Das ehrgeizige europäische Verteidigungs-Projekt Future Combat Air System (FCAS) steht vor dem Scheitern. Airbus, Dassault und Indra sind zerstritten, der Betriebsratschef von Airbus Defence stellt die Partnerschaft nun sogar infrage. In Europa gebe es attraktivere und geeignetere Partner als Dassault. Es werden bereits alternative Namen genannt.
FCAS sollte einen großen Sprung in der europäischen Verteidigung markieren und spätestens im Jahr 2040 an den Start gehen. Das Gemeinschaftsprojekt sollte die europäischen Luftstreitkräfte und Marinen operativ verbinden, Plattformen wie den Eurofighter und den Rafale-Kampfjet integrieren und dabei KI, Big Data, Kryptografie und Mensch-Maschine-Interaktionen nutzen.
Die Planungen sehen eine schrittweise Einführung des Systems vor, beginnend mit einer verbesserten Lageerkennung Ende dieses Jahrzehnts bis hin zum kombinierten bemannt-unbemannten Teaming Anfang der 2030er Jahre. "Modernisierte Kampfflugzeuge wie der Eurofighter werden mit Wingman der ersten Generation zusammenarbeiten, was bis 2040 zur vollständigen Umsetzung der FCAS-Vision mit dem Next Generation Weapon System führen wird", heißt es auf der Airbus-Seite.
Remote Carrier und Drohnen, die von Flugzeugen wie dem A400M aus gestartet werden, werden bemannte Flugzeuge mit einem hohen Maß an Autonomie unterstützen. Neben den Luftfahrt-Konzernen Airbus und Dassault Aviation ist auch das spanische Rüstungsunternehmen Indra Sistemas in das 100-Milliarden-Euro-Projekt FCAS eingebunden.
Doch seit Jahren ist Sand im FCAS-Getriebe. In den vergangenen Monaten haben sich die Spannungen zwischen Frankreich und Deutschland, insbesondere zwischen den im Projekt führenden Konzernen Dassault Aviation und Airbus verschärft. Nun steht offenbar das gesamte Projekt auf der Kippe.
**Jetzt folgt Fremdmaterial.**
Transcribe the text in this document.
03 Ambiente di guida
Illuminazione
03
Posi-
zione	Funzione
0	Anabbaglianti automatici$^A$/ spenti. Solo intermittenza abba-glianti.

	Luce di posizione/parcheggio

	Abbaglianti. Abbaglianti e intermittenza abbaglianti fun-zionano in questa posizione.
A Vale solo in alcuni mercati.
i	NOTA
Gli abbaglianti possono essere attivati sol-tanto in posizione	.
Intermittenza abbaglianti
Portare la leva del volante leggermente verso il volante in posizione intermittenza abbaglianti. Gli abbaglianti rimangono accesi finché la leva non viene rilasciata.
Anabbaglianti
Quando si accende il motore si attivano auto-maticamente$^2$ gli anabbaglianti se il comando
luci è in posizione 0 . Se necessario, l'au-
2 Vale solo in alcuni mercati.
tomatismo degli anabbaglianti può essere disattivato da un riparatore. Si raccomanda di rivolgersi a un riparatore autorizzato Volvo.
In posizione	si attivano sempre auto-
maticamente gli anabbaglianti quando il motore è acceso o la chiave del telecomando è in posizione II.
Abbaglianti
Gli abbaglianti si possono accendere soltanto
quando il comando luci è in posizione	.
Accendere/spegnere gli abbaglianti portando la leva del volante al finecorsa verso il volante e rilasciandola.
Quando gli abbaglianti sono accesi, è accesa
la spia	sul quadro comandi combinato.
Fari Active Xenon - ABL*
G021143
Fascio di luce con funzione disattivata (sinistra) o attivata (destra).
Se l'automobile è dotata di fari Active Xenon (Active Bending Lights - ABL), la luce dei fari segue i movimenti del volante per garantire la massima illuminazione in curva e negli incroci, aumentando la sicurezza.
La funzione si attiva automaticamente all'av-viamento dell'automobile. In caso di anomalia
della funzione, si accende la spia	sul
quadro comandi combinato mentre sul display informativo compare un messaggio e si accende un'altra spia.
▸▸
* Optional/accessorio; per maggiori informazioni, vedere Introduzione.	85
Schon im August eskalierte der Streit. Eigentlich sollte Airbus bei FCAS die Richtung vorgeben, Dassault wollte sich damit nicht abfinden. Dassault beanspruchte die Federführung bei FCAS für sich. Dassault soll zudem zuletzt 80 Prozent der Wertschöpfung an dem Flugzeug gefordert haben, dem Hauptelement von FCAS. Der Rafale-Entwickler bestritt das zwar, drohte aber mit einem Austritt aus dem Programm. Die Verträge sehen vor, dass die deutsche und die spanische Industrie gut die Hälfte der Wertschöpfung an dem Mega-Projekt bekommen.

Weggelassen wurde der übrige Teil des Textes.